For resistors in series, you just add 'em up.  Simple.  Every resistor you add in series increases the resistance of the total network.

For resistors in parallel, you have to add up the reciprocals. Not so simple.  Every resistor you add in parallel provides another path for the current to flow, thereby lowering the total resistance of the network.

Glad you got it working, Jim147!

[grislyatoms]

Reminds me of first year d.c. circuits. Instructor soldered together a cube of resistors and had us calculate series-parallel resistance from various points. It was rather maddening.

Sheesh, I don't even remember the color codes, now.

[230RN]

For the diagonally-opposite corners (the typical way the problem is posed) with 1-ohm resistors the total resistance is  0.8333... ohms.

The thing to do, see, when someone throws that at you, is to groan, say "Wait a minute," retire to your desk and pretend to jot a couple of numbers down, scribble out a cube with Rs on the edges, then crumple the paper, shove it in your pocket, come back to them and say, "I'm not sure, but I think it should be about point-eight-three-three ohms."  Then you scratch your head, look a little perplexed and doubtful, and add, "If my arithmetic is correct."

Then you drift back to your desk among all the adulating stares, making sure to jot more numbers in the air with your finger, muttering things like, "Carry three," and sit down. 

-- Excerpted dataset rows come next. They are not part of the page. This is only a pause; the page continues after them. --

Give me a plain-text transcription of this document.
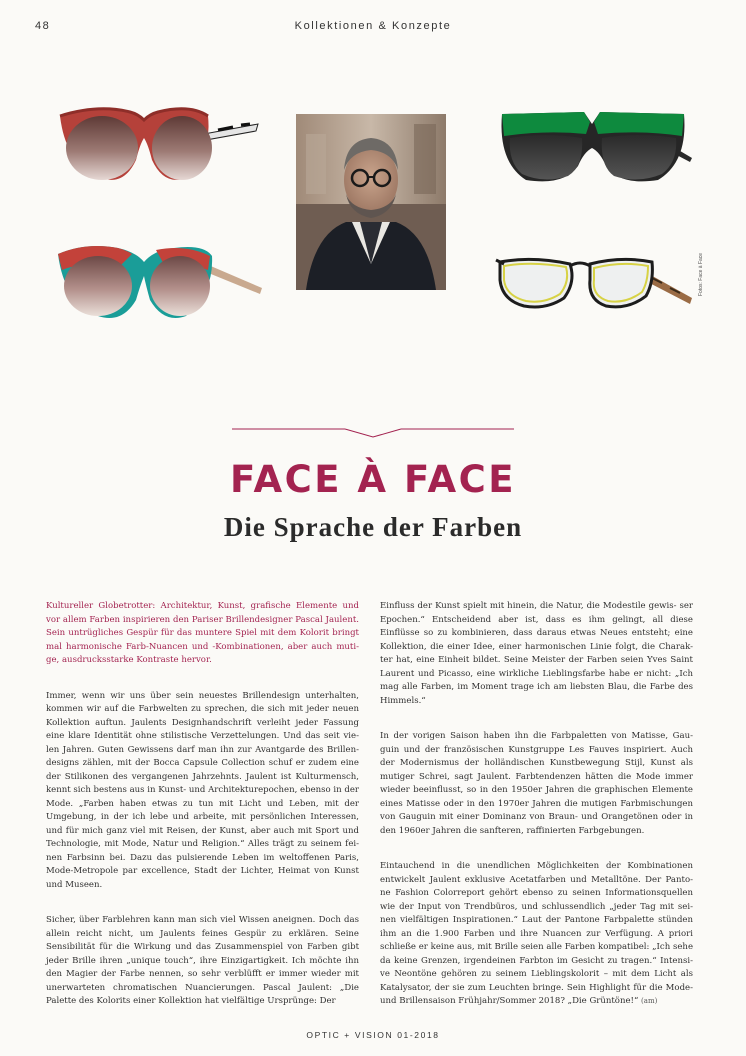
48	Kollektionen & Konzepte
Fotos: Face à Face
FACE À FACE
Die Sprache der Farben

Kultureller Globetrotter: Architektur, Kunst, grafische Elemente und vor allem Farben inspirieren den Pariser Brillendesigner Pascal Jaulent. Sein untrügliches Gespür für das muntere Spiel mit dem Kolorit bringt mal harmonische Farb-Nuancen und -Kombinationen, aber auch muti- ge, ausdrucksstarke Kontraste hervor.

Immer, wenn wir uns über sein neuestes Brillendesign unterhalten, kommen wir auf die Farbwelten zu sprechen, die sich mit jeder neuen Kollektion auftun. Jaulents Designhandschrift verleiht jeder Fassung eine klare Identität ohne stilistische Verzettelungen. Und das seit vie- len Jahren. Guten Gewissens darf man ihn zur Avantgarde des Brillen- designs zählen, mit der Bocca Capsule Collection schuf er zudem eine der Stilikonen des vergangenen Jahrzehnts. Jaulent ist Kulturmensch, kennt sich bestens aus in Kunst- und Architekturepochen, ebenso in der Mode. „Farben haben etwas zu tun mit Licht und Leben, mit der Umgebung, in der ich lebe und arbeite, mit persönlichen Interessen, und für mich ganz viel mit Reisen, der Kunst, aber auch mit Sport und Technologie, mit Mode, Natur und Religion.“ Alles trägt zu seinem fei- nen Farbsinn bei. Dazu das pulsierende Leben im weltoffenen Paris, Mode-Metropole par excellence, Stadt der Lichter, Heimat von Kunst und Museen.

Sicher, über Farblehren kann man sich viel Wissen aneignen. Doch das allein reicht nicht, um Jaulents feines Gespür zu erklären. Seine Sensibilität für die Wirkung und das Zusammenspiel von Farben gibt jeder Brille ihren „unique touch“, ihre Einzigartigkeit. Ich möchte ihn den Magier der Farbe nennen, so sehr verblüfft er immer wieder mit unerwarteten chromatischen Nuancierungen. Pascal Jaulent: „Die Palette des Kolorits einer Kollektion hat vielfältige Ursprünge: Der

Einfluss der Kunst spielt mit hinein, die Natur, die Modestile gewis- ser Epochen.“ Entscheidend aber ist, dass es ihm gelingt, all diese Einflüsse so zu kombinieren, dass daraus etwas Neues entsteht; eine Kollektion, die einer Idee, einer harmonischen Linie folgt, die Charak- ter hat, eine Einheit bildet. Seine Meister der Farben seien Yves Saint Laurent und Picasso, eine wirkliche Lieblingsfarbe habe er nicht: „Ich mag alle Farben, im Moment trage ich am liebsten Blau, die Farbe des Himmels.“

In der vorigen Saison haben ihn die Farbpaletten von Matisse, Gau- guin und der französischen Kunstgruppe Les Fauves inspiriert. Auch der Modernismus der holländischen Kunstbewegung Stijl, Kunst als mutiger Schrei, sagt Jaulent. Farbtendenzen hätten die Mode immer wieder beeinflusst, so in den 1950er Jahren die graphischen Elemente eines Matisse oder in den 1970er Jahren die mutigen Farbmischungen von Gauguin mit einer Dominanz von Braun- und Orangetönen oder in den 1960er Jahren die sanfteren, raffinierten Farbgebungen.

Eintauchend in die unendlichen Möglichkeiten der Kombinationen entwickelt Jaulent exklusive Acetatfarben und Metalltöne. Der Panto- ne Fashion Colorreport gehört ebenso zu seinen Informationsquellen wie der Input von Trendbüros, und schlussendlich „jeder Tag mit sei- nen vielfältigen Inspirationen.“ Laut der Pantone Farbpalette stünden ihm an die 1.900 Farben und ihre Nuancen zur Verfügung. A priori schließe er keine aus, mit Brille seien alle Farben kompatibel: „Ich sehe da keine Grenzen, irgendeinen Farbton im Gesicht zu tragen.“ Intensi- ve Neontöne gehören zu seinem Lieblingskolorit – mit dem Licht als Katalysator, der sie zum Leuchten bringe. Sein Highlight für die Mode- und Brillensaison Frühjahr/Sommer 2018? „Die Grüntöne!“ (am)

OPTIC + VISION 01-2018
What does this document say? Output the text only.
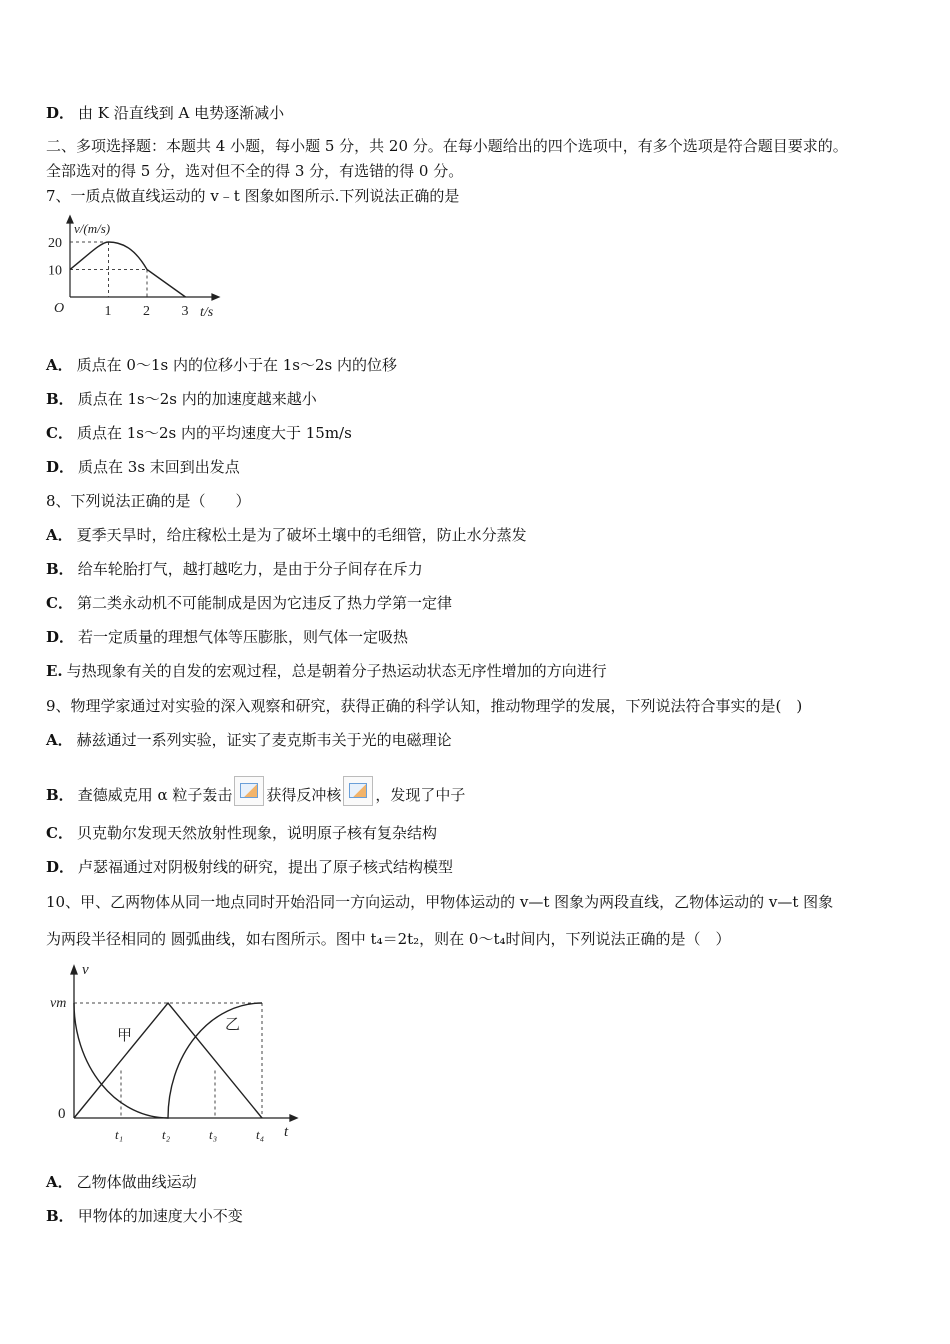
D． 由 K 沿直线到 A 电势逐渐减小
二、多项选择题：本题共 4 小题，每小题 5 分，共 20 分。在每小题给出的四个选项中，有多个选项是符合题目要求的。
全部选对的得 5 分，选对但不全的得 3 分，有选错的得 0 分。
7、一质点做直线运动的 v﹣t 图象如图所示.下列说法正确的是
v/(m/s)
t/s
O
10
20
1 2 3
A． 质点在 0～1s 内的位移小于在 1s～2s 内的位移
B． 质点在 1s～2s 内的加速度越来越小
C． 质点在 1s～2s 内的平均速度大于 15m/s
D． 质点在 3s 末回到出发点
8、下列说法正确的是（　　）
A． 夏季天旱时，给庄稼松土是为了破坏土壤中的毛细管，防止水分蒸发
B． 给车轮胎打气，越打越吃力，是由于分子间存在斥力
C． 第二类永动机不可能制成是因为它违反了热力学第一定律
D． 若一定质量的理想气体等压膨胀，则气体一定吸热
E. 与热现象有关的自发的宏观过程，总是朝着分子热运动状态无序性增加的方向进行
9、物理学家通过对实验的深入观察和研究，获得正确的科学认知，推动物理学的发展，下列说法符合事实的是(　)
A． 赫兹通过一系列实验，证实了麦克斯韦关于光的电磁理论
B． 查德威克用 α 粒子轰击 获得反冲核 ，发现了中子
C． 贝克勒尔发现天然放射性现象，说明原子核有复杂结构
D． 卢瑟福通过对阴极射线的研究，提出了原子核式结构模型
10、甲、乙两物体从同一地点同时开始沿同一方向运动，甲物体运动的 v—t 图象为两段直线，乙物体运动的 v—t 图象
为两段半径相同的 圆弧曲线，如右图所示。图中 t₄＝2t₂，则在 0～t₄时间内，下列说法正确的是（　）
v
t
vm
0
t₁	t₂	t₃	t₄
甲
乙
A． 乙物体做曲线运动
B． 甲物体的加速度大小不变
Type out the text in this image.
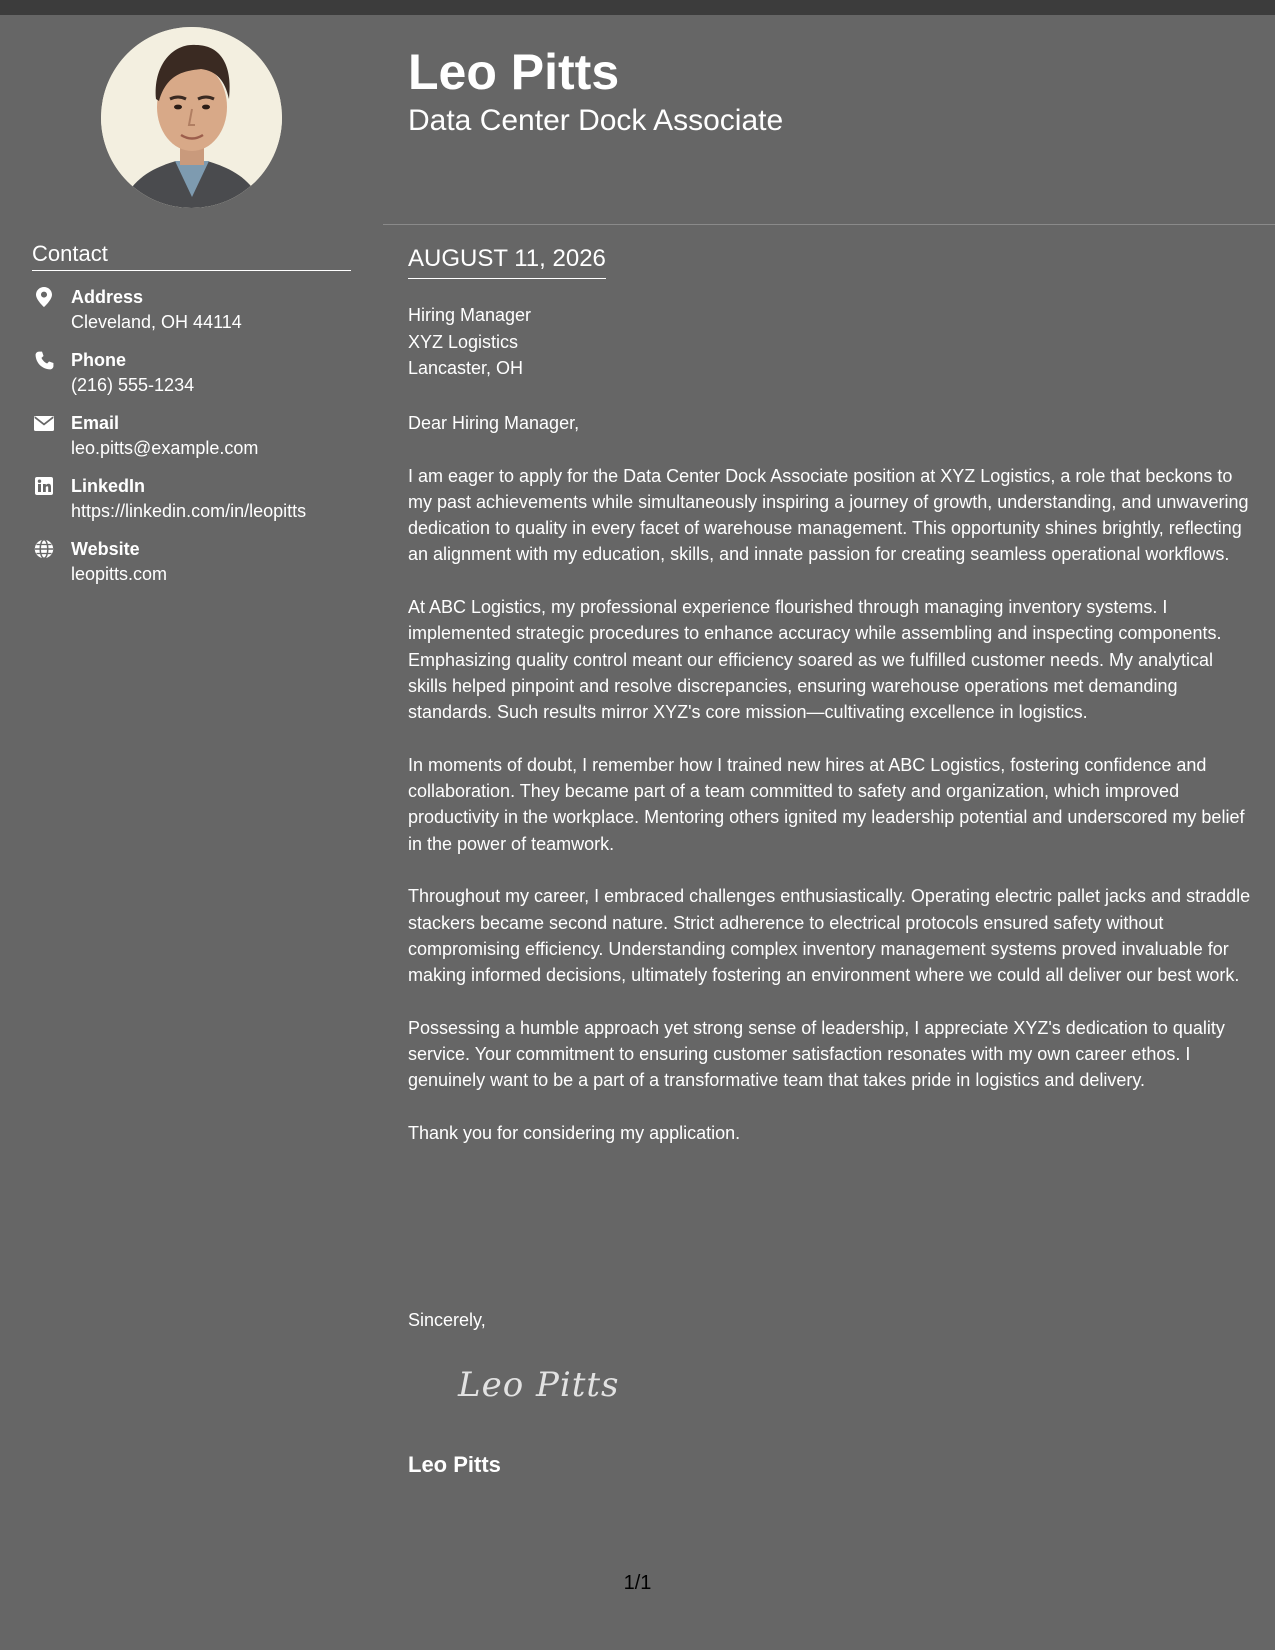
Contact
Address
Cleveland, OH 44114
Phone
(216) 555-1234
Email
leo.pitts@example.com
LinkedIn
https://linkedin.com/in/leopitts
Website
leopitts.com
Leo Pitts
Data Center Dock Associate
AUGUST 11, 2026
Hiring Manager
XYZ Logistics
Lancaster, OH

Dear Hiring Manager,

I am eager to apply for the Data Center Dock Associate position at XYZ Logistics, a role that beckons to my past achievements while simultaneously inspiring a journey of growth, understanding, and unwavering dedication to quality in every facet of warehouse management. This opportunity shines brightly, reflecting an alignment with my education, skills, and innate passion for creating seamless operational workflows.

At ABC Logistics, my professional experience flourished through managing inventory systems. I implemented strategic procedures to enhance accuracy while assembling and inspecting components. Emphasizing quality control meant our efficiency soared as we fulfilled customer needs. My analytical skills helped pinpoint and resolve discrepancies, ensuring warehouse operations met demanding standards. Such results mirror XYZ's core mission—cultivating excellence in logistics.

In moments of doubt, I remember how I trained new hires at ABC Logistics, fostering confidence and collaboration. They became part of a team committed to safety and organization, which improved productivity in the workplace. Mentoring others ignited my leadership potential and underscored my belief in the power of teamwork.

Throughout my career, I embraced challenges enthusiastically. Operating electric pallet jacks and straddle stackers became second nature. Strict adherence to electrical protocols ensured safety without compromising efficiency. Understanding complex inventory management systems proved invaluable for making informed decisions, ultimately fostering an environment where we could all deliver our best work.

Possessing a humble approach yet strong sense of leadership, I appreciate XYZ's dedication to quality service. Your commitment to ensuring customer satisfaction resonates with my own career ethos. I genuinely want to be a part of a transformative team that takes pride in logistics and delivery.

Thank you for considering my application.

Sincerely,
Leo Pitts
Leo Pitts
1/1
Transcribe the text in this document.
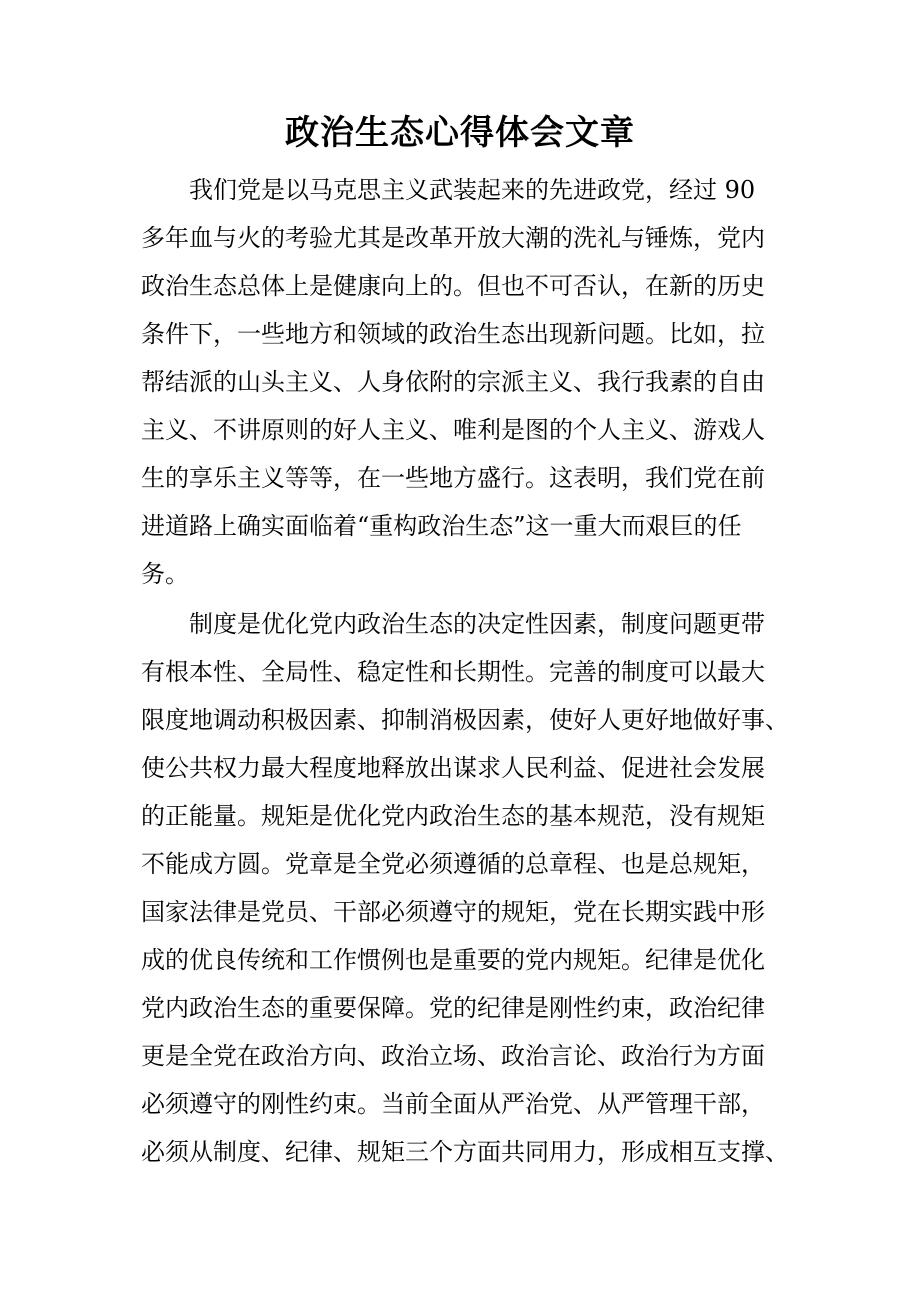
政治生态心得体会文章

我们党是以马克思主义武装起来的先进政党，经过 90

多年血与火的考验尤其是改革开放大潮的洗礼与锤炼，党内

政治生态总体上是健康向上的。但也不可否认，在新的历史

条件下，一些地方和领域的政治生态出现新问题。比如，拉

帮结派的山头主义、人身依附的宗派主义、我行我素的自由

主义、不讲原则的好人主义、唯利是图的个人主义、游戏人

生的享乐主义等等，在一些地方盛行。这表明，我们党在前

进道路上确实面临着“重构政治生态”这一重大而艰巨的任

务。

制度是优化党内政治生态的决定性因素，制度问题更带

有根本性、全局性、稳定性和长期性。完善的制度可以最大

限度地调动积极因素、抑制消极因素，使好人更好地做好事、

使公共权力最大程度地释放出谋求人民利益、促进社会发展

的正能量。规矩是优化党内政治生态的基本规范，没有规矩

不能成方圆。党章是全党必须遵循的总章程、也是总规矩，

国家法律是党员、干部必须遵守的规矩，党在长期实践中形

成的优良传统和工作惯例也是重要的党内规矩。纪律是优化

党内政治生态的重要保障。党的纪律是刚性约束，政治纪律

更是全党在政治方向、政治立场、政治言论、政治行为方面

必须遵守的刚性约束。当前全面从严治党、从严管理干部，

必须从制度、纪律、规矩三个方面共同用力，形成相互支撑、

Then add, as if to yourself, "Yeah, I think that's right."

Terry, 230RN

REFS:

http://www.physics.ucsb.edu/~lecturedemonstrations/Composer/Pages/64.42.html
^ (The simple way)

http://www.radioelectronicschool.net/files/downloads/resistor_cube_problem.pdf
^ (The hard way)

MORE:

http://www.google.com/search?hl=en&source=hp&biw=1037&bih=603&q=CUBE+OF+RESISTORS&aq=f&aqi=&aql=&oq=

[CNYCacher]

[230RN]

Tried it.

Ran out of resistors.

And solder.

Hope nobody asks about a three-dimensional grid.